April 21, 2013 in City, Idaho

Huckleberries: You are free to say what they want you to say

By The Spokesman-Review
 

No one can blame the Kootenai County commissioners for adopting a social media policy for county employees. The Spokesman-Review has one, too.

But some of the 16 guidelines approved by Dan, Jai and Todd seem, well, paranoid and/or Big Brotherish. Consider Guideline No. 2 (which Huckleberries calls the anti-whistle-blower rule): “Employees are free to express themselves as private citizens on social media sites to the degree that their speech does not impair working relationships of the County and its elected officials for which loyalty and confidentiality are important, impede the performance of duties, impair discipline and harmony among co-workers, or negatively affect the public perception of the County.”

Guideline No. 16 wraps up the new rules by calling on employees to snitch on one another: “Any employee becoming aware of or having knowledge of a posting or of any website or Web page in violation of the provision of this policy shall notify his or her Elected Official or Department Head immediately for follow-up action.”

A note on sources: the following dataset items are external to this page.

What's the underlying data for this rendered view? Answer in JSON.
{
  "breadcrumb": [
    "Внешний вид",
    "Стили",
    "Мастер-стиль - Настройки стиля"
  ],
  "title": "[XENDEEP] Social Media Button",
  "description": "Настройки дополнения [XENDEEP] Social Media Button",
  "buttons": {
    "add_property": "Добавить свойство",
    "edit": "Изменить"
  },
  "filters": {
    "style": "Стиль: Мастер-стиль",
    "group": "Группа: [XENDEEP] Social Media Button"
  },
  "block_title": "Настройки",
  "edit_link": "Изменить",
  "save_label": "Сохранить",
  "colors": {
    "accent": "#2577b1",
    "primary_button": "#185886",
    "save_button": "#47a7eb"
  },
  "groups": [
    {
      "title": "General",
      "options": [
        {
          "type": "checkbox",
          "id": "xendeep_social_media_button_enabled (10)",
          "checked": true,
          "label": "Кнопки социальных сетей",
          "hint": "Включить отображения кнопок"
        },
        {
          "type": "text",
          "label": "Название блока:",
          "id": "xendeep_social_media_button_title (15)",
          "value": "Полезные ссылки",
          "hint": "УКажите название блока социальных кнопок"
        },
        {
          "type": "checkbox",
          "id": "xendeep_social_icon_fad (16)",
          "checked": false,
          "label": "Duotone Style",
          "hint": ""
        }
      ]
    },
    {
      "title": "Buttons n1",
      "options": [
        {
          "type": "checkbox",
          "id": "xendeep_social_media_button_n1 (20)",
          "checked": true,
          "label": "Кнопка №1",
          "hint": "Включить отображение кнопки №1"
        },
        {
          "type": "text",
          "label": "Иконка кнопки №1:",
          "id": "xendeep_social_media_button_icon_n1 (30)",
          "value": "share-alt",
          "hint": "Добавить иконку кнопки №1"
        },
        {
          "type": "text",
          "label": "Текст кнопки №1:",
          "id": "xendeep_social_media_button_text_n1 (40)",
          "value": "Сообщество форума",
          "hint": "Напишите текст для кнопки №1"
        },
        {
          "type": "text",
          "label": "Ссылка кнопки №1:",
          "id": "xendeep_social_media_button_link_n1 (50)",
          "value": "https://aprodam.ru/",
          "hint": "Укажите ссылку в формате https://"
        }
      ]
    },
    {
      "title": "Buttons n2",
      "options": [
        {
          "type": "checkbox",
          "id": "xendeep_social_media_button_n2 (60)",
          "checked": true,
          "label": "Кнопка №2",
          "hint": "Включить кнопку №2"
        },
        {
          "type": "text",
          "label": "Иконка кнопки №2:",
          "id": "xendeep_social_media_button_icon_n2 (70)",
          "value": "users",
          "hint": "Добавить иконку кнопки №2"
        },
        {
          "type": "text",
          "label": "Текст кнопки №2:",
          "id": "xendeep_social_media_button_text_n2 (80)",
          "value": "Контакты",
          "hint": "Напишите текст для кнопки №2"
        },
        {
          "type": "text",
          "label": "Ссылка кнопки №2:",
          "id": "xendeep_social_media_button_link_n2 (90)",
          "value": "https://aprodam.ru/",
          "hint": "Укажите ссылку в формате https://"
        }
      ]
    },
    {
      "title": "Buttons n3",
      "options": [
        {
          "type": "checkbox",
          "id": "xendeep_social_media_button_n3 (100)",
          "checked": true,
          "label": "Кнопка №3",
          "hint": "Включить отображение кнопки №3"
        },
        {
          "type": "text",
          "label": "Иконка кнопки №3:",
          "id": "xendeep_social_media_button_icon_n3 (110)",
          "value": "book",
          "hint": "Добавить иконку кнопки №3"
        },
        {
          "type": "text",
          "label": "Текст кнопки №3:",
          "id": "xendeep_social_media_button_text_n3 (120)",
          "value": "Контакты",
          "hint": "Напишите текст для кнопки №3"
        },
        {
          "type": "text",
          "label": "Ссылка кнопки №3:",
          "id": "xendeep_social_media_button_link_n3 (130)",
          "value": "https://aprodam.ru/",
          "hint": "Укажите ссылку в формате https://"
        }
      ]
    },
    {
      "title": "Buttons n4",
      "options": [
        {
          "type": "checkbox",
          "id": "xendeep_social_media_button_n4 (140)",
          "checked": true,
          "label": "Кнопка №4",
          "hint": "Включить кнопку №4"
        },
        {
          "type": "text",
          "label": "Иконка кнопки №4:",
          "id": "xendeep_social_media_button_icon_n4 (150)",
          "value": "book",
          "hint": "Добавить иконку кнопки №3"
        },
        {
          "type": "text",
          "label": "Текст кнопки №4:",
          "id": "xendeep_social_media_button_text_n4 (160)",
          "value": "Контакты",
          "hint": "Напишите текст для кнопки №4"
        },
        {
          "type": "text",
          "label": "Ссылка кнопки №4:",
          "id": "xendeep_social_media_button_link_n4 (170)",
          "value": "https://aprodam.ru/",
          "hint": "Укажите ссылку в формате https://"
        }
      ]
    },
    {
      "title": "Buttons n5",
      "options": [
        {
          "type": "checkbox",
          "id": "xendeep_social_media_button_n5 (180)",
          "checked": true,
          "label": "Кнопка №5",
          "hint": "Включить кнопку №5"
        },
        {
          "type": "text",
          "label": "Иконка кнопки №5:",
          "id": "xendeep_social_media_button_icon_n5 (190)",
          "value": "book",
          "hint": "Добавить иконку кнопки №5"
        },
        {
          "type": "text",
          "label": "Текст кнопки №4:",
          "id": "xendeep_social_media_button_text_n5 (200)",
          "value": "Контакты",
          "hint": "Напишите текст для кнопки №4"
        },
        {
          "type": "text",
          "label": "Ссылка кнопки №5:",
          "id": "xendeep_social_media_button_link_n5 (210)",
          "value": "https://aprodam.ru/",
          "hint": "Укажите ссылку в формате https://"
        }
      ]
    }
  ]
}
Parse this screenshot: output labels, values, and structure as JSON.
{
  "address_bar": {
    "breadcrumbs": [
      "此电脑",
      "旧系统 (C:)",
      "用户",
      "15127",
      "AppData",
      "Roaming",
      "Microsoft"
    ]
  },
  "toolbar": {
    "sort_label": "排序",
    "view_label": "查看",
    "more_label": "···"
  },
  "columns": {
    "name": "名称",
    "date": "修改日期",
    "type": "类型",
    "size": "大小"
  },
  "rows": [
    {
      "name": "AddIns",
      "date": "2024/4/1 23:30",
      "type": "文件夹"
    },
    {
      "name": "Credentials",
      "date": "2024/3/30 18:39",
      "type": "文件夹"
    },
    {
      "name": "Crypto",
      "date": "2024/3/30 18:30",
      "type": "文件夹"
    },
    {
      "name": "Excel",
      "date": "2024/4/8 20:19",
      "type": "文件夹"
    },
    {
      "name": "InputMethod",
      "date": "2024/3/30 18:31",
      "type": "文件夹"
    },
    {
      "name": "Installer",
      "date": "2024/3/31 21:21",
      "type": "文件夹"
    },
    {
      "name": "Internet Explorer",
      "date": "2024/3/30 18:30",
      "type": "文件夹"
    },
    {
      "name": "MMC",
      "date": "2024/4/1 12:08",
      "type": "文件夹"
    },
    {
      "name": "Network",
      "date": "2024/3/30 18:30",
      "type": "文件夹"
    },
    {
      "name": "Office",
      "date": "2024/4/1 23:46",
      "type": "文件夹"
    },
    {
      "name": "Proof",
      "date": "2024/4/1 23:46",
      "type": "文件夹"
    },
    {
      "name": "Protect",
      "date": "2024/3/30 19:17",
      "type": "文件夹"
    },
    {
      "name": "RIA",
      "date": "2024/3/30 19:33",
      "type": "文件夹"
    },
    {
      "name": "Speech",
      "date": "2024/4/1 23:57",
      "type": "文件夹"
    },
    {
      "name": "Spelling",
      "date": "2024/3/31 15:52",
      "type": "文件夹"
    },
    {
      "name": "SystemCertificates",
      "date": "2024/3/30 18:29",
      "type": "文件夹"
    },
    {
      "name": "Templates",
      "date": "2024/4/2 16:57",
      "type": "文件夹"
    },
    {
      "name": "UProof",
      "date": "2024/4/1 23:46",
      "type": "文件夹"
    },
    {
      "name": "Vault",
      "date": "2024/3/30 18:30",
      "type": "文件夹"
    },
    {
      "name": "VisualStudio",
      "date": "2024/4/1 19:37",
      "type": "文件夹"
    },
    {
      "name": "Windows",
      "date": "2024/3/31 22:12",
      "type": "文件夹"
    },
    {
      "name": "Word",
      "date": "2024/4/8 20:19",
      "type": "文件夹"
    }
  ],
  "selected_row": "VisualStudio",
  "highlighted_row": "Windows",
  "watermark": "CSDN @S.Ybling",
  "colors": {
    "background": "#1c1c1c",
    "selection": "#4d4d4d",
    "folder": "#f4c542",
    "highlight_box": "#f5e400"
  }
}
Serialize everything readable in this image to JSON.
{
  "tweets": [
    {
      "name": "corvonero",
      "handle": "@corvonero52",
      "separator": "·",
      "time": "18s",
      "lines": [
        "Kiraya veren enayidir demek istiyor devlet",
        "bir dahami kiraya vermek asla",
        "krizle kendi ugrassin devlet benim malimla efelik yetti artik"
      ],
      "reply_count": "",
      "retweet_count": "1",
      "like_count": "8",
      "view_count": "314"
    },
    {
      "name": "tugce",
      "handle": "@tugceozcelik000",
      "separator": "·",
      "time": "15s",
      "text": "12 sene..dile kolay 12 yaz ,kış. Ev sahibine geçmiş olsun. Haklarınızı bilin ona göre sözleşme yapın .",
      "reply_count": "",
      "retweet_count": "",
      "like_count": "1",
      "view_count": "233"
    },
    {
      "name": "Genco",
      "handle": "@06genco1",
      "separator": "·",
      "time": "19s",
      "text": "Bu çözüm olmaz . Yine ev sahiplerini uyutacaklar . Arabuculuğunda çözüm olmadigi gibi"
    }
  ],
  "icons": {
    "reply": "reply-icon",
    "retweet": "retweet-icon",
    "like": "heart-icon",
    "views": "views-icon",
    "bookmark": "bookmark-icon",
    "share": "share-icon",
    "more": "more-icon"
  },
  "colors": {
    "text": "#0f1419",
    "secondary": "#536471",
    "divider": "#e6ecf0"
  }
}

A few years ago, county commissioners unsuccessfully banned courthouse worker bees from looking at the Huckleberries website ( spokes man.com/hbo), which could be the unspoken goal of this exercise, too.

Jim Elder, RIP

Credit Ruth Pratt of the Coeur d’Alene Library Foundation for placing a “CdA” heart on the library wall-of-contributors nameplate of the late Jim Elder. The simple act underscores what volunteer extraordinaire Elder meant to the “City with a (Broken) Heart” … Former Kootenai County Commissioner Gus Johnson is two-thirds the man that he used to be. Literally. That’s why it was hard to recognize him along the Centennial Trail by North Idaho College on Monday. The much slimmer Johnson was walking from Post Falls to his wife’s office in Coeur d’Alene when Huckleberries encountered him … “Nasty.” That’s the word Coeur d’Alene school trustee Terri Seymour used at a Bullying Task Force meeting to describe comments on the Coeur d’Alene Press site and my Huckleberries blog. How can you address bullying among children if adults bully one another in cyberspace? Terri wondered. Methinks Terri doesn’t know the difference between criticism, which comes with the territory, and cyberbullying.

Huckleberries

Poet’s Corner: Dear IRS,/here’s all my money,/please don’t let them/spend it funny – The Bard of Sherman Avenue (“April 15”) … The Lake City Development Corporation expects the new expanded parking garage at reworked McEuen Field to be finished by Nov. 19 – or about two weeks after the Coeur d’Alene city elections, which will be a referendum on the Bloem administration’s controversial decision to overhaul the hallowed green space for $20 million … You can find all kinds of items lying on Interstate 90: hay bales, dead deer, tire tread, ladders, et cetera. But last Thursday passing vehicles contributed the Mother of All Road Hazards to the inventory (east of Coeur d’Alene): an actual kitchen sink … Huckleberries hears that Coeur d’Alene school trustee Ann Seddon has turned down an invitation to debate challenger Dave Eubanks at a forum at the Coeur d’Alene Library, conducted by the neutral Coeur d’Alene Education Partnership and the Coeur Group. Meanwhile, Republican Seddon has trolled for votes in the nonpartisan race at safe GOP events.

Parting shot

An eagle-eyed ISP officer saved the day – or, at least, Tuesday morning – by calling out the Idaho Transportation Department to fix a safety hazard of its own making on eastbound I-90 at Beck Road, one mile east of the state line. Seems construction cones were set up to merge traffic – (drum roll, please) into the wrong lane.